According to the MDR, conformity assessment is a procedure that determines whether the requirements of the MDR for the medical device have been met. Before manufacturers place a medical device on the market, this conformity assessment must be performed with a positive result. The MDR specifies the applicable conformity assessment procedures for this in Annex IX to XI. A conformity assessment must also be carried out when a manufacturer puts a product into service that has not yet been placed on the market. Only after successful conformity assessment, a manufacturer may affix the CE marking on his medical devices.
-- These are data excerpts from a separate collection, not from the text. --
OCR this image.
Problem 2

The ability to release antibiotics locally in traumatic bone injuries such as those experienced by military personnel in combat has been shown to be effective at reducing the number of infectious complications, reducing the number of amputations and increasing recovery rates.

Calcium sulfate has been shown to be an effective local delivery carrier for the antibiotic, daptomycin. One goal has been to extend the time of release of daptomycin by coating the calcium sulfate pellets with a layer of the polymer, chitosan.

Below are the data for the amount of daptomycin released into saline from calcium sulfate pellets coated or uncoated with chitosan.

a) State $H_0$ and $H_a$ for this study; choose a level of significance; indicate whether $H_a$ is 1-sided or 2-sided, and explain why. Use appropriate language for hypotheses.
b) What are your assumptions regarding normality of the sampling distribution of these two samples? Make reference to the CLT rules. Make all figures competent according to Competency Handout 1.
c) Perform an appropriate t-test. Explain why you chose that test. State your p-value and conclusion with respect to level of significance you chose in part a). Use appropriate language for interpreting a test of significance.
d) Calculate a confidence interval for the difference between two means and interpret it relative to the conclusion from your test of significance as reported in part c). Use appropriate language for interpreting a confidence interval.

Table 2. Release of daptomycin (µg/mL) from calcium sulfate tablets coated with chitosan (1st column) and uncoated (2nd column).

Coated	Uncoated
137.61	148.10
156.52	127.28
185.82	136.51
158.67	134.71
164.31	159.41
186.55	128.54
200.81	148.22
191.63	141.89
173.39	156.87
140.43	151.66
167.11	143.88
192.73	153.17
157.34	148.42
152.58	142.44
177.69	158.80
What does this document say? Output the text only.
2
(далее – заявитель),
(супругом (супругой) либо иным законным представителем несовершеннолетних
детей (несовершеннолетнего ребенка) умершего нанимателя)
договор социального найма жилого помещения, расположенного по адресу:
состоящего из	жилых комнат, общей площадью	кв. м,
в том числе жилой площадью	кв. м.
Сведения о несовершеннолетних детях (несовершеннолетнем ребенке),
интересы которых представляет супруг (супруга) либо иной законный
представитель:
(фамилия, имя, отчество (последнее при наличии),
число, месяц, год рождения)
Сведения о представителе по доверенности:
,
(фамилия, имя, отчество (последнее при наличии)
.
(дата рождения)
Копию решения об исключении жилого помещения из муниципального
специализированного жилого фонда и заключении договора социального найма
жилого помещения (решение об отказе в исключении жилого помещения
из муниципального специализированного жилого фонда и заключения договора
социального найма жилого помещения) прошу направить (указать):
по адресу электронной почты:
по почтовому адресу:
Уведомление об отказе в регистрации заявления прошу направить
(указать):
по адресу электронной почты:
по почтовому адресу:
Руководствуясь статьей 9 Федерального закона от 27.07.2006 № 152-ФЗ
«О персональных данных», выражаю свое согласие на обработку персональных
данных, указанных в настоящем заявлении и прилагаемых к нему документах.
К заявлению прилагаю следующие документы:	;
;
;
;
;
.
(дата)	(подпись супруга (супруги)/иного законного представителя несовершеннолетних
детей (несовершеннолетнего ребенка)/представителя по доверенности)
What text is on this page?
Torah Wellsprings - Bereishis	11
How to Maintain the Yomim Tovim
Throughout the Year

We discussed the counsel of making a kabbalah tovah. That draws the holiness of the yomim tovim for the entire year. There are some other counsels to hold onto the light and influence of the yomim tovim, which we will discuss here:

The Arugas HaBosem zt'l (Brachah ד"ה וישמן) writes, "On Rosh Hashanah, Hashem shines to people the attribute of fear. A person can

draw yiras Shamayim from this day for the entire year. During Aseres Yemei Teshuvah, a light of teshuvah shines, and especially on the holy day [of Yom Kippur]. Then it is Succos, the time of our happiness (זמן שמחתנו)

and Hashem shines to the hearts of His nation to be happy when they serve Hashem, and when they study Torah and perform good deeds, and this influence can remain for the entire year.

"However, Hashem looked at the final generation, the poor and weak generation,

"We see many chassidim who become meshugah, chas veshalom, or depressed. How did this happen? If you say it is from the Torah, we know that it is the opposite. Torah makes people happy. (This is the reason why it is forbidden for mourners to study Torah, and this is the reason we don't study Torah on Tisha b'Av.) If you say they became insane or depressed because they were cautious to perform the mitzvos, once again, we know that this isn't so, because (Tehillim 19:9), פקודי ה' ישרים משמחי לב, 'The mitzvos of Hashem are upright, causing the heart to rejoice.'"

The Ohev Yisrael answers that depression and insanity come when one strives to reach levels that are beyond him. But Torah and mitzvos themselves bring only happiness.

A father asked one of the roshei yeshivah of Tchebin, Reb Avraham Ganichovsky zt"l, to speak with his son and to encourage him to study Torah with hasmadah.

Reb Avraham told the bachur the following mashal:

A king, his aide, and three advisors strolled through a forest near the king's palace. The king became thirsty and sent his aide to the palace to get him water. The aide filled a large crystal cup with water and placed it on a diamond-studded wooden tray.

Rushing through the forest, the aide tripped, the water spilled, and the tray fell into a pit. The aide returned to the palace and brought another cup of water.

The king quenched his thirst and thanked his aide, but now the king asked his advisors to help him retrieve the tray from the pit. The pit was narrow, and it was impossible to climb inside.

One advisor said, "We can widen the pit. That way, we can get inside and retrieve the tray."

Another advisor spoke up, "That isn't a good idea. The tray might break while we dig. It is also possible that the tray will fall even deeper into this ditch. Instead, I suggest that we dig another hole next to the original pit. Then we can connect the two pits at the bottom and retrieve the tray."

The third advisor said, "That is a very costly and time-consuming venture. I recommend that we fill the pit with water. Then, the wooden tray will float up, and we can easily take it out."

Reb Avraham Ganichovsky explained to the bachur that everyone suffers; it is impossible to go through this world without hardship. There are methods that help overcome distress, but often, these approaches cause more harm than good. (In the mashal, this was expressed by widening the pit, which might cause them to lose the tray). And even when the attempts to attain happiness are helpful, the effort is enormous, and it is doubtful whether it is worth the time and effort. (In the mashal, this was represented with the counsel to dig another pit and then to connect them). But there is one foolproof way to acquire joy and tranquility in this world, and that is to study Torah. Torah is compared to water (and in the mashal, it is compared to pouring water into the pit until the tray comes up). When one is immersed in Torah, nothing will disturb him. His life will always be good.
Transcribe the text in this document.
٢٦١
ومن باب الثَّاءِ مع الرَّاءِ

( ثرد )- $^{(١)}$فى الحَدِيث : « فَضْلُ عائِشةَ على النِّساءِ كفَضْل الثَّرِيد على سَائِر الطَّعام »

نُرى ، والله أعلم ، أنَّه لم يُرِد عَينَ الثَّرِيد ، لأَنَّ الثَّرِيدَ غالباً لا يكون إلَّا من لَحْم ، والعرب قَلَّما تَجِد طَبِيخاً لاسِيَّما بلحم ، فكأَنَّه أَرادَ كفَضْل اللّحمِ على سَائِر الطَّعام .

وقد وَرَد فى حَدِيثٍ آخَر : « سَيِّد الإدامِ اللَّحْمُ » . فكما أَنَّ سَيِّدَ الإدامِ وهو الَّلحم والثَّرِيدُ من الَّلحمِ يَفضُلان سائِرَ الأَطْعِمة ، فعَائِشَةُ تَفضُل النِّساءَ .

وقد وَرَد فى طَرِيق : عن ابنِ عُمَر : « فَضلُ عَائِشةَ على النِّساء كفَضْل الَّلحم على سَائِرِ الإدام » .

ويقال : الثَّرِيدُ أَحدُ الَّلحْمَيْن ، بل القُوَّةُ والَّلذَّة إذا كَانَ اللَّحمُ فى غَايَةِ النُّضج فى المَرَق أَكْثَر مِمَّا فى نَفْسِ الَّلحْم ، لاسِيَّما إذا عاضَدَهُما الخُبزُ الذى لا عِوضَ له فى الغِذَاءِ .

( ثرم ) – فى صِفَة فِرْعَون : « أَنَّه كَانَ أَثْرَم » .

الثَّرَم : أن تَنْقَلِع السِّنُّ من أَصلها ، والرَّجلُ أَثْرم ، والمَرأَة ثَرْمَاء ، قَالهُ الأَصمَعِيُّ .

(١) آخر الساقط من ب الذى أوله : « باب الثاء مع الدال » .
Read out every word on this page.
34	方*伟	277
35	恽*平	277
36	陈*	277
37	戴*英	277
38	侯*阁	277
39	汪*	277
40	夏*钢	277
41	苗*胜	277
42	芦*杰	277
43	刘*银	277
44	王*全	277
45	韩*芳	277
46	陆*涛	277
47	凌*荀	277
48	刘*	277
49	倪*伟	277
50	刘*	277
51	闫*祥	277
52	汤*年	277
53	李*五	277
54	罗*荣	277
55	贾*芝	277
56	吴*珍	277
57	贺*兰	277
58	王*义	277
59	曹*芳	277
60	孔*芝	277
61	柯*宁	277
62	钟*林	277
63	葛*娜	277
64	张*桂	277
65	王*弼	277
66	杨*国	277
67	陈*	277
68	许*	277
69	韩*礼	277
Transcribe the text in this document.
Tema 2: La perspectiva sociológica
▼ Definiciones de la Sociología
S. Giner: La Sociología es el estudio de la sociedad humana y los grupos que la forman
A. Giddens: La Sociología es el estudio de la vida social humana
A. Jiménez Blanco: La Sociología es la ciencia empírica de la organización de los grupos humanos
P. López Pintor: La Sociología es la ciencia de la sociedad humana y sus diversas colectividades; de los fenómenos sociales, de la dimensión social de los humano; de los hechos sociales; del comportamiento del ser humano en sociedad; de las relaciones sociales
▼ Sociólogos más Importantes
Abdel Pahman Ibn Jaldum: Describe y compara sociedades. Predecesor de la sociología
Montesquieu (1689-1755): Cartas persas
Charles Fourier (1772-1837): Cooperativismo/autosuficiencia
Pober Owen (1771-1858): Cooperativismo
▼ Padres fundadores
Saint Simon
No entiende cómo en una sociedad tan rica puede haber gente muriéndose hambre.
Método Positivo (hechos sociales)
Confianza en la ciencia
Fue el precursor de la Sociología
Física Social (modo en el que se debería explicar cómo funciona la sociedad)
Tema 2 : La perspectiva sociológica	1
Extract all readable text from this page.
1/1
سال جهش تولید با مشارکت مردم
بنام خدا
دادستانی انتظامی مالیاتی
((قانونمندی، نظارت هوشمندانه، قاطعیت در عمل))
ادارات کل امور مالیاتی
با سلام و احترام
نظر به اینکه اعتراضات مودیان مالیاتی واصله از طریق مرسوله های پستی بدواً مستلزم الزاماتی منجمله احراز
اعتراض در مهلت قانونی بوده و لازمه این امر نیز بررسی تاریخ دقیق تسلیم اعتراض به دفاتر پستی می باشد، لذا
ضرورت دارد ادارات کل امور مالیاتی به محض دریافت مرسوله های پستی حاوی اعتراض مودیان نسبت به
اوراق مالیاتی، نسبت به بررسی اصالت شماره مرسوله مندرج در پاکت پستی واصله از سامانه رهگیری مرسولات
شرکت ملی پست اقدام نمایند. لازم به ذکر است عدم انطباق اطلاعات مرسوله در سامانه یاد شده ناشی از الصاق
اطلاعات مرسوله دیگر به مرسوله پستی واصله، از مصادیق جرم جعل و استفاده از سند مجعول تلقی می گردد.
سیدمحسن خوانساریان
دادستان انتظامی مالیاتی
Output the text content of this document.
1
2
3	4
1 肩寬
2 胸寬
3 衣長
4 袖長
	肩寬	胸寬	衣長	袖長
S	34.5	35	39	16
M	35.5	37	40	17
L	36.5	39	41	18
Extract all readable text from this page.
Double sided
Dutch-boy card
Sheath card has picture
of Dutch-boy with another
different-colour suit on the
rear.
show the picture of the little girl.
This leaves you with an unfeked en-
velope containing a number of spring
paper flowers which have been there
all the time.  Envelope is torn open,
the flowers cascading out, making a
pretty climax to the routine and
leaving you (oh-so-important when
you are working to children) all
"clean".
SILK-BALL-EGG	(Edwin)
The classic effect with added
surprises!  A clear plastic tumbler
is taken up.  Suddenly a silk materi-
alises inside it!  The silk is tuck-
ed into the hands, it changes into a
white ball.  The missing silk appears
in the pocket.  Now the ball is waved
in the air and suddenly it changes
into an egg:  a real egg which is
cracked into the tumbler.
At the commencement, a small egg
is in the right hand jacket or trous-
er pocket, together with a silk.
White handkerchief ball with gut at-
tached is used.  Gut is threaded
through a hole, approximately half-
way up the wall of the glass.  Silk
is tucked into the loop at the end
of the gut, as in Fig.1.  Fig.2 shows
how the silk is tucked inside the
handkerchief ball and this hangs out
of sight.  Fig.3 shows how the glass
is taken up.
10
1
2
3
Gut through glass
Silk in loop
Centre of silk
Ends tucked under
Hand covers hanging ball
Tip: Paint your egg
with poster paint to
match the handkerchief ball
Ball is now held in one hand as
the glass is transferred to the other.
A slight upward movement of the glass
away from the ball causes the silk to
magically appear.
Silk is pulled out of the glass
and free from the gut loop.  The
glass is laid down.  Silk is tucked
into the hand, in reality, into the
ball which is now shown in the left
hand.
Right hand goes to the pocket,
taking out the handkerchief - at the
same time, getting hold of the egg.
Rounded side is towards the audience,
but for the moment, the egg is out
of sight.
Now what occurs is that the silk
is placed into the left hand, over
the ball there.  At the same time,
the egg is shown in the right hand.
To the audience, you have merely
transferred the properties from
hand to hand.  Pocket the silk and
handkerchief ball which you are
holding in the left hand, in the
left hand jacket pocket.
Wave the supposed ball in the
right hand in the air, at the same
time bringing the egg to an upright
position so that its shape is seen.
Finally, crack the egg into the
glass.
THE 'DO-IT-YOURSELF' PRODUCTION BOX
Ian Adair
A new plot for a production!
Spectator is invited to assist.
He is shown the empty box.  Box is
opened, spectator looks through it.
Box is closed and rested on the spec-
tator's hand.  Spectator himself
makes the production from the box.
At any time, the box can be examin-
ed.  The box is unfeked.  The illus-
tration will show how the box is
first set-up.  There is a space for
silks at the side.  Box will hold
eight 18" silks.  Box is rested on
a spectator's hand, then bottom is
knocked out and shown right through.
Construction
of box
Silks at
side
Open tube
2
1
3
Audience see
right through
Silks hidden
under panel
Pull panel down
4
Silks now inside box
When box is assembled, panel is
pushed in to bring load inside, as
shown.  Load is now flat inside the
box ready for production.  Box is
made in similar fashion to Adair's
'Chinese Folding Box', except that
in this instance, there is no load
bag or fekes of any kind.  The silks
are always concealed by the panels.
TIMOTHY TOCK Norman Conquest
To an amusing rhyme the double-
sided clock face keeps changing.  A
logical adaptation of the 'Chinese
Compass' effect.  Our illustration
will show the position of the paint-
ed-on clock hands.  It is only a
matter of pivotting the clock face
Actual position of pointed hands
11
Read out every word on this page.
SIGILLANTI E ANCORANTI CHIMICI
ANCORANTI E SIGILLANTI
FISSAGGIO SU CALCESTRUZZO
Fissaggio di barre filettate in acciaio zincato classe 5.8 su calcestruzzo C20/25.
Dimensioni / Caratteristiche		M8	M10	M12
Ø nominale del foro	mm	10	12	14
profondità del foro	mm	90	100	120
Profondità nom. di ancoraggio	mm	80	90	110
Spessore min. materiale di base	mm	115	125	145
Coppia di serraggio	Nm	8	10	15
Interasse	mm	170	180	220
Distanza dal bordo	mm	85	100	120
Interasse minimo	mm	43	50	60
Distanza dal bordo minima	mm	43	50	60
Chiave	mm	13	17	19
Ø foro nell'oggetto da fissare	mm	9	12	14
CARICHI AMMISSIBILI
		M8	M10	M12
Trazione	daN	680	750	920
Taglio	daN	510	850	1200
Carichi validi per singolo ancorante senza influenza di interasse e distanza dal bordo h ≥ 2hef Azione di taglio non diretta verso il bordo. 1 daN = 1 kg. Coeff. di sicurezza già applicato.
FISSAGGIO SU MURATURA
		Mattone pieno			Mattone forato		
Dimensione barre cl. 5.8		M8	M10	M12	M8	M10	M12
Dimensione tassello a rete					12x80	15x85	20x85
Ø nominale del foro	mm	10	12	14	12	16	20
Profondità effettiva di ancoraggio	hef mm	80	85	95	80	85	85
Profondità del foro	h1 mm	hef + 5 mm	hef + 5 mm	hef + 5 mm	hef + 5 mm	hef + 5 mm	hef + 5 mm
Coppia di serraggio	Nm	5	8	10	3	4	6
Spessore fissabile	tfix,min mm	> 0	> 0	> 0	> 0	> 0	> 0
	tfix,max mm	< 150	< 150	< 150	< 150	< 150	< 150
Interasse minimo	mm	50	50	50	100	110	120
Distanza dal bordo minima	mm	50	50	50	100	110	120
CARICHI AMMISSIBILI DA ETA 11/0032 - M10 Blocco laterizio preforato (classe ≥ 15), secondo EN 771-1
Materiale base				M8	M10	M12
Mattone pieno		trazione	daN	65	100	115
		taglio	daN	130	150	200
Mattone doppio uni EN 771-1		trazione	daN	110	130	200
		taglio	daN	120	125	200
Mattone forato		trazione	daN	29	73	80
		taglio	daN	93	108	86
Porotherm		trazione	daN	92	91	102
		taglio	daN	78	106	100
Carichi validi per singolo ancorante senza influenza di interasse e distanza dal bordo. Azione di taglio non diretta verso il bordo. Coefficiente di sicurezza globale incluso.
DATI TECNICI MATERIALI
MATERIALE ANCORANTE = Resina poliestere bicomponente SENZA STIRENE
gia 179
Conformity Assessment Procedures: 

EU MDR and IVDR define different conformity assessment procedures based on the class and risk of the device,There are different types of conformity assessment procedures:
  • Conformity assessment based on a quality management system and technical documentation assessment (Annex IX)
  • Conformity assessment based on type examination (Annex X)
  • Conformity assessment based on product conformity testing (Annex XI)
  • Self-Certification (Class I Devices): Manufacturers of low-risk devices can self-certify compliance with the regulations and affix the CE mark.
  • Involvement of a Notified Body (Class IIa, IIb, III, and IV Devices): Higher-risk devices require the intervention of a Notified Body. The Notified Body reviews technical documentation, conducts audits, and issues the CE certificate if all requirements are met.
  • Performance Studies and Clinical Evidence: For certain high-risk devices, clinical evidence and performance studies may be required to demonstrate safety and efficacy.
The primary goal of conformity assessment is to confirm that a medical device or in vitro diagnostic device complies with the essential requirements and specifications outlined in the regulations. It is a thorough evaluation process that includes technical documentation review, quality management system assessment, and, in some cases, involvement of Notified Bodies.

Role of Notified Bodies: Notified Bodies are independent organizations designated by EU member states to assess and certify the conformity of medical devices and in vitro diagnostic devices. They play a crucial role in the conformity assessment process. Notified Bodies assess high-risk devices, including class III and implantable devices. Their responsibilities include:Reviewing technical documentation and quality management systems.
  • Conducting audits of manufacturers to ensure compliance.
  • Assessing clinical data and performance evaluations.
  • Granting or withdrawing the necessary certificates.
Once a medical device or in vitro diagnostic device successfully completes the conformity assessment process, it receives the CE mark. The CE mark indicates that the device complies with EU MDR and IVDR and can be legally marketed within the European Union.

Under MDR & IVDR, It is verified that whether the device meets all of the regulatory requirements for European Union medical devices; the certification is indicated by a CE Mark. In order for medical devices to be certified, company must implement a Quality Management System (QMS).